La promessa: numeri da capogiro
Secondo i dati diffusi da La Plateforme automobile, l’aumento del 48% delle immatricolazioni di veicoli elettrici nei primi quattro mesi del 2026 rispetto allo stesso periodo del 2025 è un segnale inequivocabile. A maggio 2026 la Francia ha toccato quota 192.000 punti di ricarica pubblicamente accessibili, un numero che fa invidia a gran parte d’Europa. La progressione è stata rapida: meno di cinque anni fa la rete era un decimo di quella attuale, e oggi le stime parlano di una capillarità che in alcune aree urbane supera i due punti ogni 1000 abitanti.
Dietro questa accelerazione c’è una spinta multipla: obiettivi di decarbonizzazione sempre più stringenti, incentivi all’acquisto, e la spinta di grandi gruppi energetici come TotalEnergies e Allego che hanno investito cifre consistenti per coprire autostrade, centri commerciali e parcheggi di scambio. I dati di vendita confermano che la domanda di mobilità elettrica è tutt’altro che un fenomeno di nicchia: sta diventando la scelta di default per chi percorre più di 15.000 chilometri l’anno, specie se abbinata a una tariffa domestica notturna da 0,15–0,20 euro/kWh.
Ma i numeri assoluti rischiano di diventare un boomerang.

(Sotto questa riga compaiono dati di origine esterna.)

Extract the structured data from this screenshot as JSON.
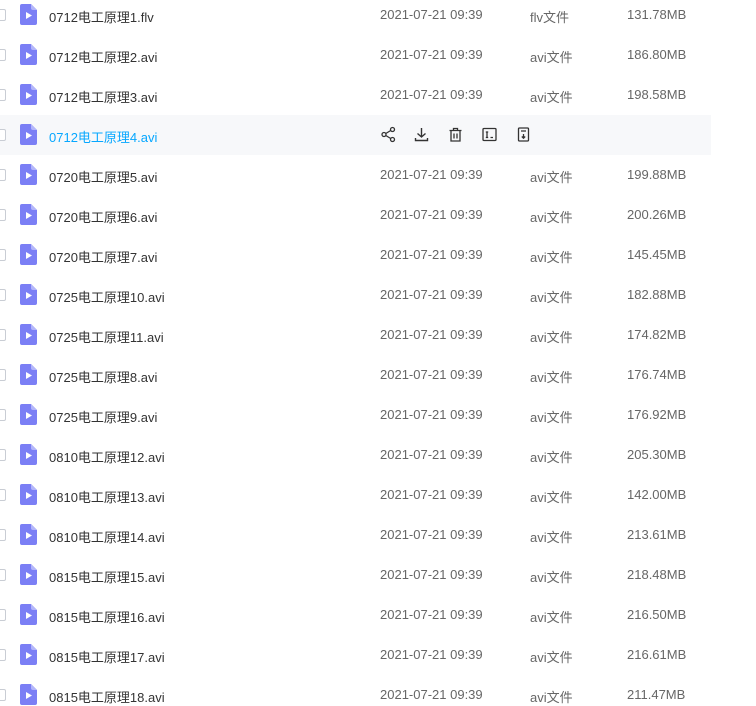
{
  "files": [
    {
      "name": "0712电工原理1.flv",
      "date": "2021-07-21 09:39",
      "type": "flv文件",
      "size": "131.78MB"
    },
    {
      "name": "0712电工原理2.avi",
      "date": "2021-07-21 09:39",
      "type": "avi文件",
      "size": "186.80MB"
    },
    {
      "name": "0712电工原理3.avi",
      "date": "2021-07-21 09:39",
      "type": "avi文件",
      "size": "198.58MB"
    },
    {
      "name": "0712电工原理4.avi",
      "date": "",
      "type": "",
      "size": "",
      "hovered": true
    },
    {
      "name": "0720电工原理5.avi",
      "date": "2021-07-21 09:39",
      "type": "avi文件",
      "size": "199.88MB"
    },
    {
      "name": "0720电工原理6.avi",
      "date": "2021-07-21 09:39",
      "type": "avi文件",
      "size": "200.26MB"
    },
    {
      "name": "0720电工原理7.avi",
      "date": "2021-07-21 09:39",
      "type": "avi文件",
      "size": "145.45MB"
    },
    {
      "name": "0725电工原理10.avi",
      "date": "2021-07-21 09:39",
      "type": "avi文件",
      "size": "182.88MB"
    },
    {
      "name": "0725电工原理11.avi",
      "date": "2021-07-21 09:39",
      "type": "avi文件",
      "size": "174.82MB"
    },
    {
      "name": "0725电工原理8.avi",
      "date": "2021-07-21 09:39",
      "type": "avi文件",
      "size": "176.74MB"
    },
    {
      "name": "0725电工原理9.avi",
      "date": "2021-07-21 09:39",
      "type": "avi文件",
      "size": "176.92MB"
    },
    {
      "name": "0810电工原理12.avi",
      "date": "2021-07-21 09:39",
      "type": "avi文件",
      "size": "205.30MB"
    },
    {
      "name": "0810电工原理13.avi",
      "date": "2021-07-21 09:39",
      "type": "avi文件",
      "size": "142.00MB"
    },
    {
      "name": "0810电工原理14.avi",
      "date": "2021-07-21 09:39",
      "type": "avi文件",
      "size": "213.61MB"
    },
    {
      "name": "0815电工原理15.avi",
      "date": "2021-07-21 09:39",
      "type": "avi文件",
      "size": "218.48MB"
    },
    {
      "name": "0815电工原理16.avi",
      "date": "2021-07-21 09:39",
      "type": "avi文件",
      "size": "216.50MB"
    },
    {
      "name": "0815电工原理17.avi",
      "date": "2021-07-21 09:39",
      "type": "avi文件",
      "size": "216.61MB"
    },
    {
      "name": "0815电工原理18.avi",
      "date": "2021-07-21 09:39",
      "type": "avi文件",
      "size": "211.47MB"
    }
  ],
  "hover_actions": [
    {
      "icon": "share-icon"
    },
    {
      "icon": "download-icon"
    },
    {
      "icon": "delete-icon"
    },
    {
      "icon": "rename-icon"
    },
    {
      "icon": "more-icon"
    }
  ],
  "colors": {
    "accent": "#06a7ff",
    "icon": "#7b7ff5",
    "hover_bg": "#f7f8fa"
  }
}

Il paradosso: troppe colonnine, troppa confusione
Basta però allontanarsi dai grafici per incontrare il lato oscuro dell’abbondanza. Il vero nodo non è quantitativo, ma strutturale: nel mercato della ricarica francese si sono affacciati oltre 100 operatori, ognuno con la propria applicazione, le proprie tariffe e i propri accordi di roaming. Il risultato è una frammentazione che genera confusione tra gli automobilisti e un grave sottoutilizzo delle infrastrutture esistenti.
Un viaggio da Lione a Parigi può richiedere tre o quattro app diverse, contratti separati e spesso nessuna interoperabilità: una colonnina Fastned può rifiutare un abbonamento Electra, una presa Ionity non riconosce il badge di un gestore locale. Questo cortocircuito funzionale si traduce in tempi di ricerca più lunghi, colonnine apparentemente libere ma in realtà prenotate da un sistema proprietario, e sessioni di ricarica che partono solo dopo aver digitato manualmente una targa o scansionato un QR code che rimanda a un portale non ottimizzato.
La percezione di “abbondanza” si rovescia in frustrazione quando l’utente si trova di fronte a una piazzola con tre colonnine di tre operatori diversi, nessuna delle quali accetta il suo metodo di pagamento. È il paradosso della rete francese: la densità di punti è elevata, ma la disponibilità effettiva è inferiore a quella che i dati suggeriscono, perché gli automobilisti tendono a usare solo i circuiti a cui sono già registrati. Così, in un Paese che ha investito quasi tre miliardi di euro nel rinnovo delle infrastrutture, la fila alla colonnina sbagliata rischia di diventare la nuova normalità.
E allora, come si esce dal labirinto?
Sul campo: dalla quantità alla qualità
Chi installa e gestisce sta già cominciando a cambiare approccio. La corsa a piazzare il maggior numero di prese sta lasciando il passo a una riflessione più matura: meglio poche centinaia di hub ad alta potenza ben distribuiti, con roaming obbligatorio e un’unica interfaccia di pagamento, che un’inflazione di punti spot da 22 kW inutilizzati per metà della giornata. I tempi di attesa alle colonnine, oggi in crescita proprio a causa della frammentazione, spingono gli operatori verso accordi di interoperabilità che fino a ieri consideravano un freno alla fidelizzazione del cliente.
La sfida ora è trasformare la quantità in qualità: ogni stallo deve poter accettare qualsiasi utente, con qualunque contratto, nel minor tempo possibile. Chi saprà farlo, non solo conquisterà una fetta di mercato in rapida espansione, ma darà un senso compiuto a quei 192.000 punti di ricarica che oggi rischiano di rimanere una promessa sulla carta.
La vera sfida non è più piazzare colonnine, ma farle dialogare. Senza interoperabilità, la promessa elettrica resta un lusso per pochi smanettoni.